Question

question 9
a soft drink company is launched an advertising campaign and they’re tracking the number of visits to their website in the months following the launch. the graph shows the number of visits based on the months after the campaign’s launch. the advertising team fit the data with a linear regression that has a ( r^2 ) value of 0.88.

is this linear function a good model for the data?

a. yes, there is a strong correlation, and the data points decrease approximately by a constant ratio.
b. yes, this is a moderate correlation, and the data points decrease by a constant rate.
c. no, there is a moderate correlation, and an exponential function would be a better fit for the data.
d. no, although this is strong model, a logistic model would be a better fit for the data.

graph: ( f(x) = -0.69x + 8.55 ), ( r^2 = 0.88 ), with data points plotted

Explanation:

1. Recall the meaning of \( r^2 \) (coefficient of determination): Values close to 1 (e.g., 0.88) indicate a strong linear relationship between the variables.
2. Analyze the options:

• Option A: Incorrect.
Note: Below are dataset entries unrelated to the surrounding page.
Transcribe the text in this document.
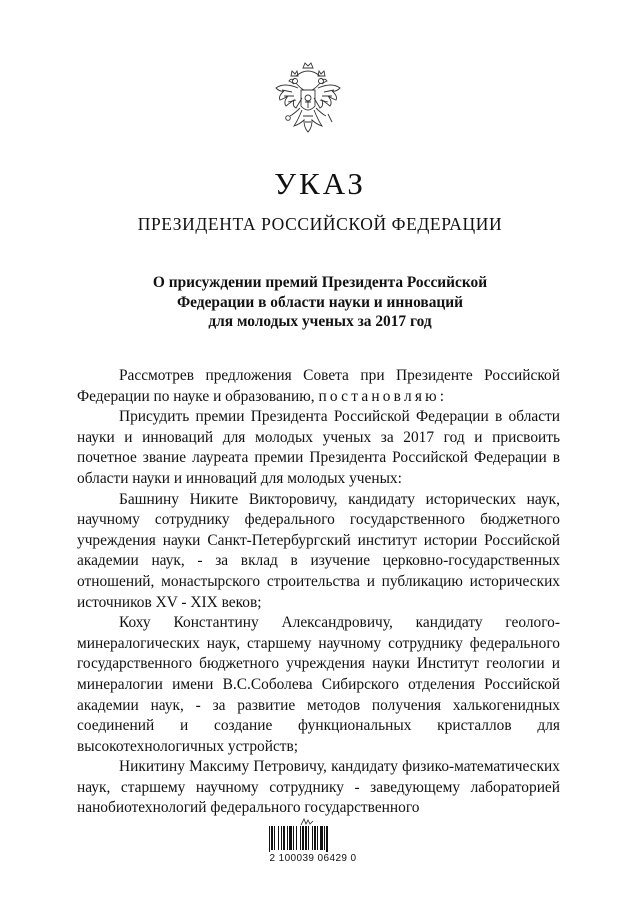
УКАЗ
ПРЕЗИДЕНТА РОССИЙСКОЙ ФЕДЕРАЦИИ
О присуждении премий Президента Российской
Федерации в области науки и инноваций
для молодых ученых за 2017 год

Рассмотрев предложения Совета при Президенте Российской Федерации по науке и образованию, постановляю:

Присудить премии Президента Российской Федерации в области науки и инноваций для молодых ученых за 2017 год и присвоить почетное звание лауреата премии Президента Российской Федерации в области науки и инноваций для молодых ученых:

Башнину Никите Викторовичу, кандидату исторических наук, научному сотруднику федерального государственного бюджетного учреждения науки Санкт-Петербургский институт истории Российской академии наук, - за вклад в изучение церковно-государственных отношений, монастырского строительства и публикацию исторических источников XV - XIX веков;

Коху Константину Александровичу, кандидату геолого-минералогических наук, старшему научному сотруднику федерального государственного бюджетного учреждения науки Институт геологии и минералогии имени В.С.Соболева Сибирского отделения Российской академии наук, - за развитие методов получения халькогенидных соединений и создание функциональных кристаллов для высокотехнологичных устройств;

Никитину Максиму Петровичу, кандидату физико-математических наук, старшему научному сотруднику - заведующему лабораторией нанобиотехнологий федерального государственного

2 100039 06429 0
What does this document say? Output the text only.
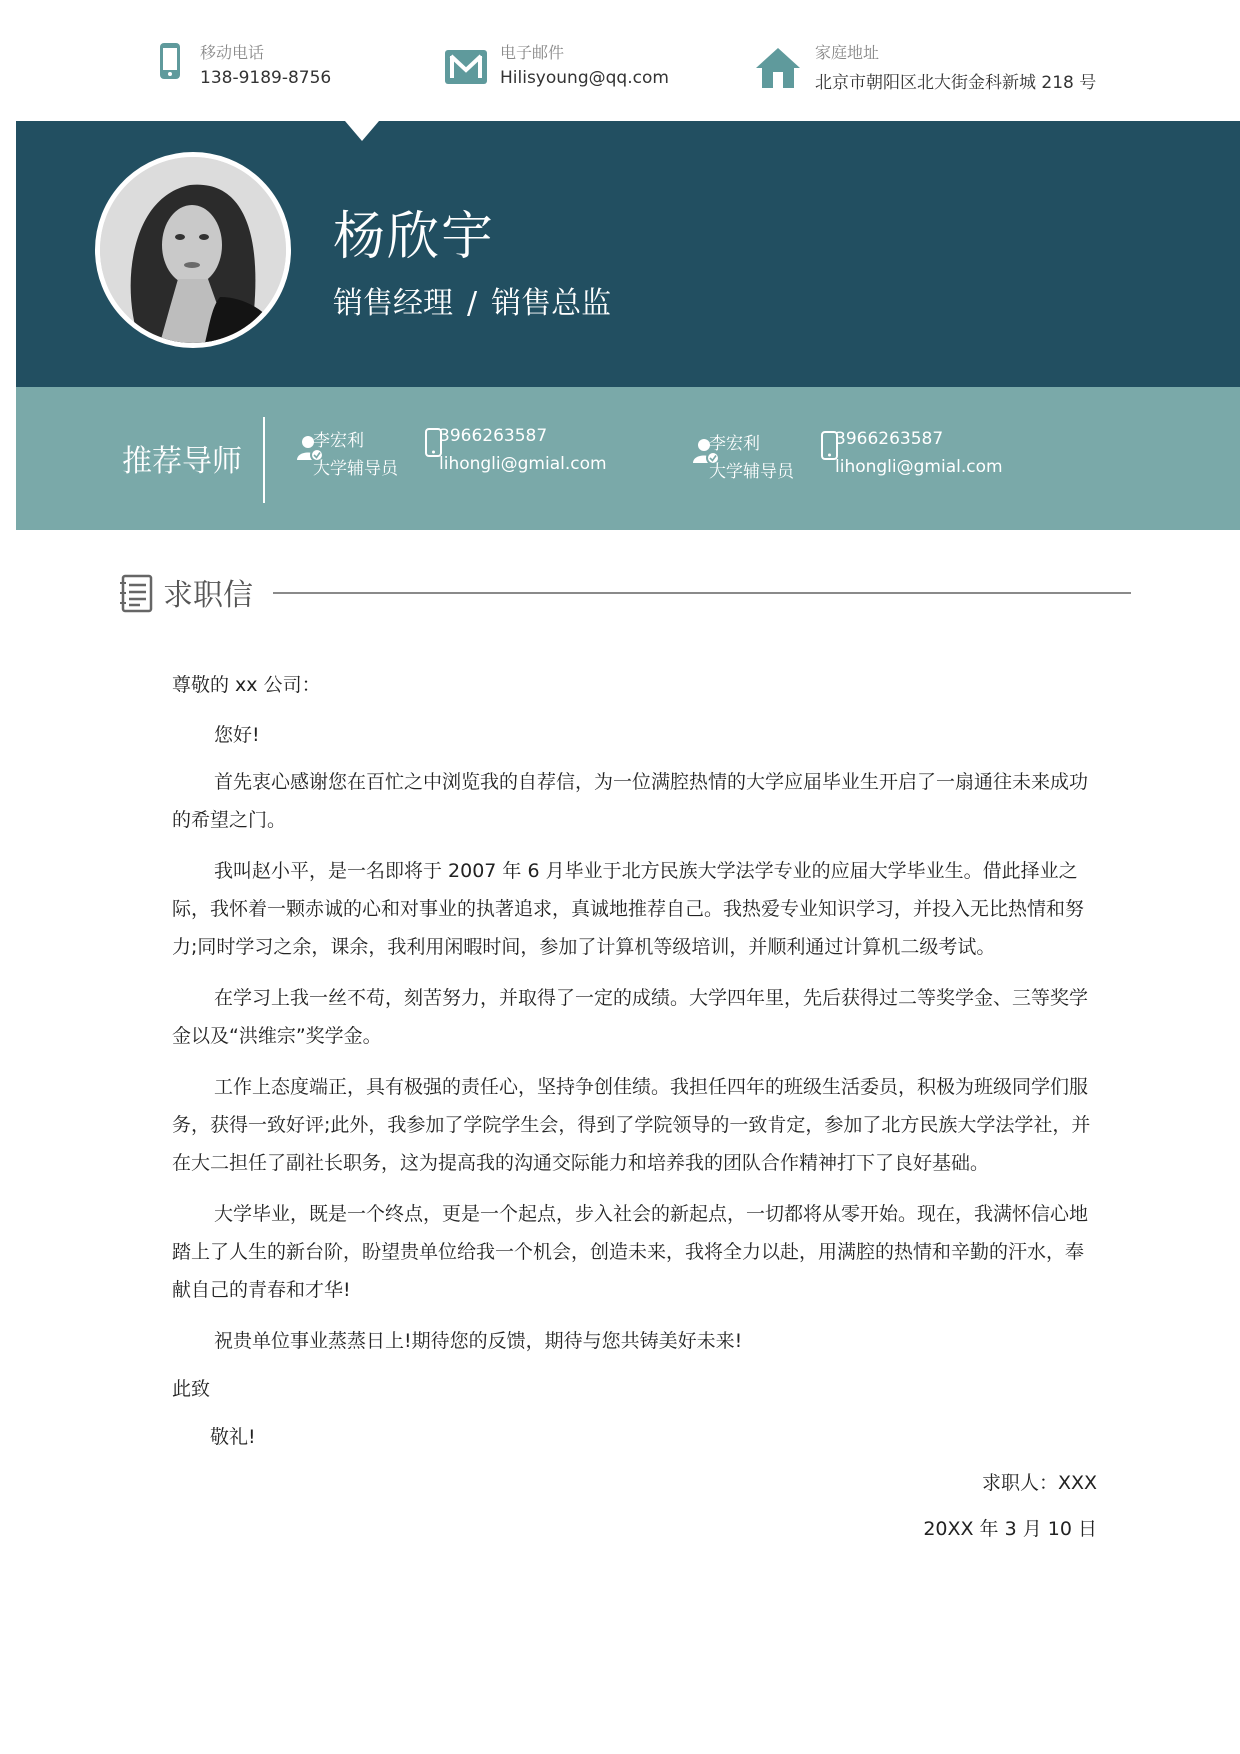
移动电话
138-9189-8756
电子邮件
Hilisyoung@qq.com
家庭地址
北京市朝阳区北大街金科新城 218 号
杨欣宇
销售经理 / 销售总监
推荐导师
李宏利
大学辅导员
3966263587
lihongli@gmial.com
李宏利
大学辅导员
3966263587
lihongli@gmial.com
求职信

尊敬的 xx 公司：

您好!

首先衷心感谢您在百忙之中浏览我的自荐信，为一位满腔热情的大学应届毕业生开启了一扇通往未来成功的希望之门。

我叫赵小平，是一名即将于 2007 年 6 月毕业于北方民族大学法学专业的应届大学毕业生。借此择业之际，我怀着一颗赤诚的心和对事业的执著追求，真诚地推荐自己。我热爱专业知识学习，并投入无比热情和努力;同时学习之余，课余，我利用闲暇时间，参加了计算机等级培训，并顺利通过计算机二级考试。

在学习上我一丝不苟，刻苦努力，并取得了一定的成绩。大学四年里，先后获得过二等奖学金、三等奖学金以及“洪维宗”奖学金。

工作上态度端正，具有极强的责任心，坚持争创佳绩。我担任四年的班级生活委员，积极为班级同学们服务，获得一致好评;此外，我参加了学院学生会，得到了学院领导的一致肯定，参加了北方民族大学法学社，并在大二担任了副社长职务，这为提高我的沟通交际能力和培养我的团队合作精神打下了良好基础。

大学毕业，既是一个终点，更是一个起点，步入社会的新起点，一切都将从零开始。现在，我满怀信心地踏上了人生的新台阶，盼望贵单位给我一个机会，创造未来，我将全力以赴，用满腔的热情和辛勤的汗水，奉献自己的青春和才华!

祝贵单位事业蒸蒸日上!期待您的反馈，期待与您共铸美好未来!

此致

敬礼!

求职人：XXX

20XX 年 3 月 10 日
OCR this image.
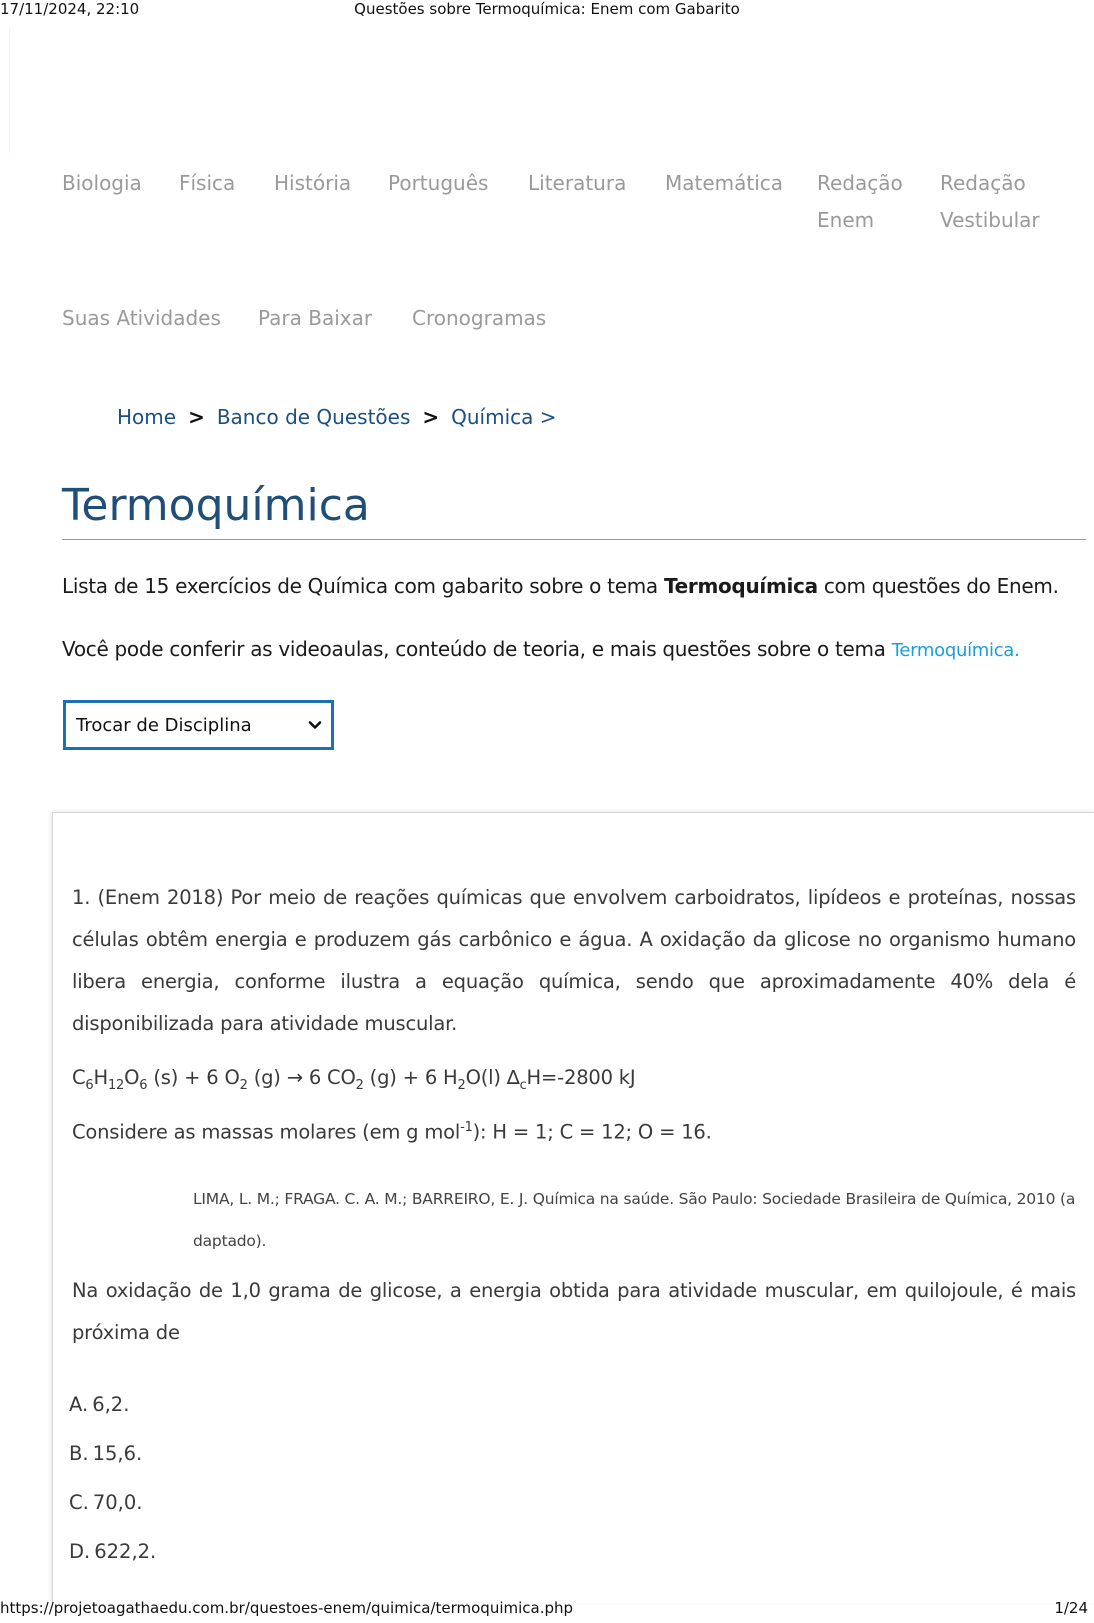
17/11/2024, 22:10	Questões sobre Termoquímica: Enem com Gabarito
Biologia Física História Português Literatura Matemática Redação
Enem
Redação
Vestibular
Suas Atividades Para Baixar Cronogramas
Home > Banco de Questões > Química >
Termoquímica
Lista de 15 exercícios de Química com gabarito sobre o tema Termoquímica com questões do Enem.
Você pode conferir as videoaulas, conteúdo de teoria, e mais questões sobre o tema Termoquímica.
Trocar de Disciplina
1. (Enem 2018) Por meio de reações químicas que envolvem carboidratos, lipídeos e proteínas, nossas células obtêm energia e produzem gás carbônico e água. A oxidação da glicose no organismo humano libera energia, conforme ilustra a equação química, sendo que aproximadamente 40% dela é disponibilizada para atividade muscular.
$C_6H_{12}O_6$ (s) + 6 $O_2$ (g) → 6 $CO_2$ (g) + 6 $H_2O(l)$ $\Delta_cH=-2800$ kJ
Considere as massas molares (em g mol$^{-1}$): H = 1; C = 12; O = 16.
LIMA, L. M.; FRAGA. C. A. M.; BARREIRO, E. J. Química na saúde. São Paulo: Sociedade Brasileira de Química, 2010 (adaptado).
Na oxidação de 1,0 grama de glicose, a energia obtida para atividade muscular, em quilojoule, é mais próxima de
A. 6,2.
B. 15,6.
C. 70,0.
D. 622,2.
https://projetoagathaedu.com.br/questoes-enem/quimica/termoquimica.php	1/24
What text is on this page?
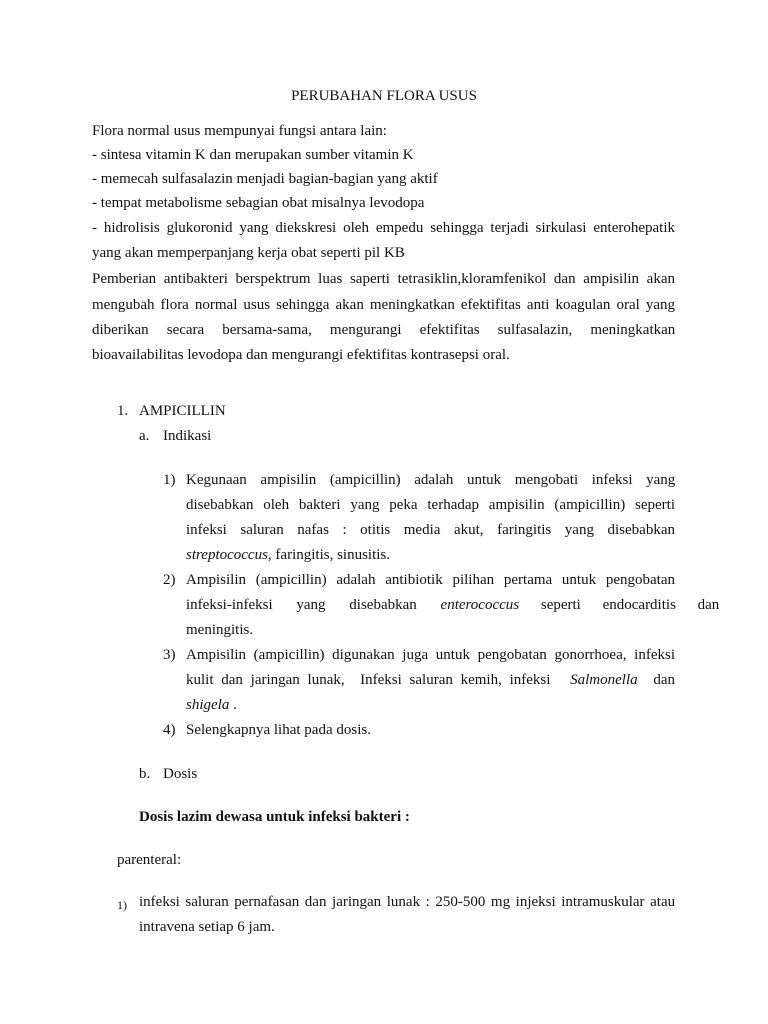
PERUBAHAN FLORA USUS
Flora normal usus mempunyai fungsi antara lain:
- sintesa vitamin K dan merupakan sumber vitamin K
- memecah sulfasalazin menjadi bagian-bagian yang aktif
- tempat metabolisme sebagian obat misalnya levodopa
- hidrolisis glukoronid yang diekskresi oleh empedu sehingga terjadi sirkulasi enterohepatik
yang akan memperpanjang kerja obat seperti pil KB
Pemberian antibakteri berspektrum luas saperti tetrasiklin,kloramfenikol dan ampisilin akan
mengubah flora normal usus sehingga akan meningkatkan efektifitas anti koagulan oral yang
diberikan secara bersama-sama, mengurangi efektifitas sulfasalazin, meningkatkan
bioavailabilitas levodopa dan mengurangi efektifitas kontrasepsi oral.
1. AMPICILLIN
a. Indikasi
1) Kegunaan ampisilin (ampicillin) adalah untuk mengobati infeksi yang
disebabkan oleh bakteri yang peka terhadap ampisilin (ampicillin) seperti
infeksi saluran nafas : otitis media akut, faringitis yang disebabkan
streptococcus, faringitis, sinusitis.
2) Ampisilin (ampicillin) adalah antibiotik pilihan pertama untuk pengobatan
infeksi-infeksi yang disebabkan enterococcus seperti endocarditis dan
meningitis.
3) Ampisilin (ampicillin) digunakan juga untuk pengobatan gonorrhoea, infeksi
kulit dan jaringan lunak,  Infeksi saluran kemih, infeksi Salmonella dan
shigela .
4) Selengkapnya lihat pada dosis.
b. Dosis
Dosis lazim dewasa untuk infeksi bakteri :
parenteral:
1) infeksi saluran pernafasan dan jaringan lunak : 250-500 mg injeksi intramuskular atau
intravena setiap 6 jam.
A constant ratio implies exponential decay, but the model is linear (constant rate of change, not ratio).
• Option B: Incorrect. \( r^2 = 0.88 \) is a strong, not moderate, correlation.
• Option C: Incorrect. \( r^2 = 0.88 \) is strong, and the data does not suggest an exponential fit (exponential decay would show a curve with changing rates, but the linear model already has a strong fit).
• Option D: Correct. The \( r^2 = 0.88 \) shows a strong linear fit, but the data (visits over time) may follow a logistic pattern (e.g., initial decline, then stabilizing), making a logistic model more appropriate for long - term behavior.

Answer:

D. No, although this is strong model, a logistic model would be a better fit for the data.